This Topical Meeting will look at how well optics can be made and how to describe precision, particularly as a function of spatial scale of the optic or optical system. Because there is a partially accepted formalism for describing precision in optics by means of a power spectral density, or structure function, where precision is expressed as a function of the fractional size of the optic, can this same formalism be applied to other areas of precision engineering? Using precision in optics as a baseline, how do other fields of precision engineering stack up with methods of manufacture and metrology of optics?
We are soliciting papers that describe precision in all fields of engineering but in terms of angle measure so that independent of size, precision can be compared on a level playing field. For example, the LIGO test masses used to first detect a gravity wave were polished to 0.8 nm peak-to-valley over a diameter of 160 mm, or in angular terms, a variation of 5 nanoradians. Compared to this, for example, how precisely are features positioned on the latest silicon wafers during fabrication. At the other end of the spatial scale, how well aligned are the LIGO test masses at their separation of 4 km?

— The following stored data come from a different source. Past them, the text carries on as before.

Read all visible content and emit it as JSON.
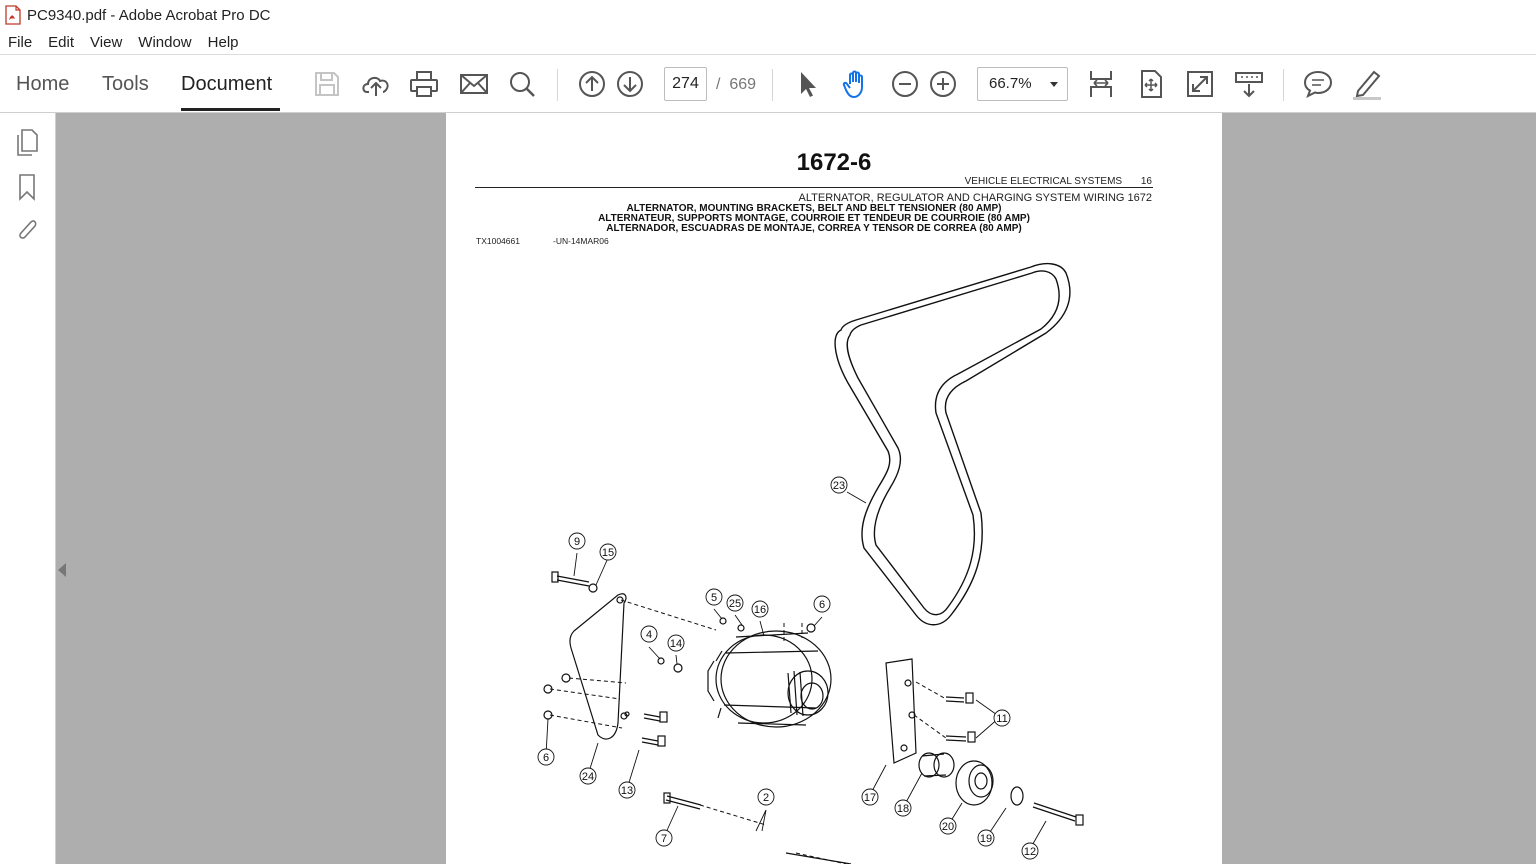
{
  "window": {
    "title": "PC9340.pdf - Adobe Acrobat Pro DC"
  },
  "menu": [
    "File",
    "Edit",
    "View",
    "Window",
    "Help"
  ],
  "nav_tabs": [
    {
      "label": "Home",
      "active": false
    },
    {
      "label": "Tools",
      "active": false
    },
    {
      "label": "Document",
      "active": true
    }
  ],
  "toolbar": {
    "page_current": "274",
    "page_separator": "/",
    "page_total": "669",
    "zoom": "66.7%",
    "icons": [
      "save-icon",
      "upload-cloud-icon",
      "print-icon",
      "email-icon",
      "search-icon",
      "previous-page-icon",
      "next-page-icon",
      "select-cursor-icon",
      "hand-tool-icon",
      "zoom-out-icon",
      "zoom-in-icon",
      "scroll-mode-icon",
      "fit-page-icon",
      "full-screen-icon",
      "read-mode-icon",
      "comment-icon",
      "highlight-pen-icon"
    ]
  },
  "left_panel": [
    "page-thumbnails-icon",
    "bookmarks-icon",
    "attachments-icon"
  ],
  "document": {
    "page_title": "1672-6",
    "header_section": "VEHICLE ELECTRICAL SYSTEMS",
    "header_section_number": "16",
    "subheader": "ALTERNATOR, REGULATOR AND CHARGING SYSTEM WIRING 1672",
    "captions": [
      "ALTERNATOR, MOUNTING BRACKETS, BELT AND BELT TENSIONER (80 AMP)",
      "ALTERNATEUR, SUPPORTS MONTAGE, COURROIE ET TENDEUR DE COURROIE (80 AMP)",
      "ALTERNADOR, ESCUADRAS DE MONTAJE, CORREA Y TENSOR DE CORREA (80 AMP)"
    ],
    "figure_id": "TX1004661",
    "figure_date": "-UN-14MAR06",
    "callouts": [
      "23",
      "9",
      "15",
      "5",
      "25",
      "16",
      "6",
      "4",
      "14",
      "6",
      "6",
      "24",
      "13",
      "11",
      "17",
      "18",
      "20",
      "19",
      "12",
      "2",
      "7"
    ]
  }
}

The idea for this meeting’s theme is an outgrowth of the Stedman diagram of the early 1990’s for characterizing metrology instruments in terms of their linear measurement range versus their slope measuring sensitivity. Can the same sort of comprehensive idea describe the limits of precision in terms of a metric based on the scale of features of the object in question? Further, how much of what is known about the precision of the object is inherent in the object and how much is a limitation of the metrology as a function of scale?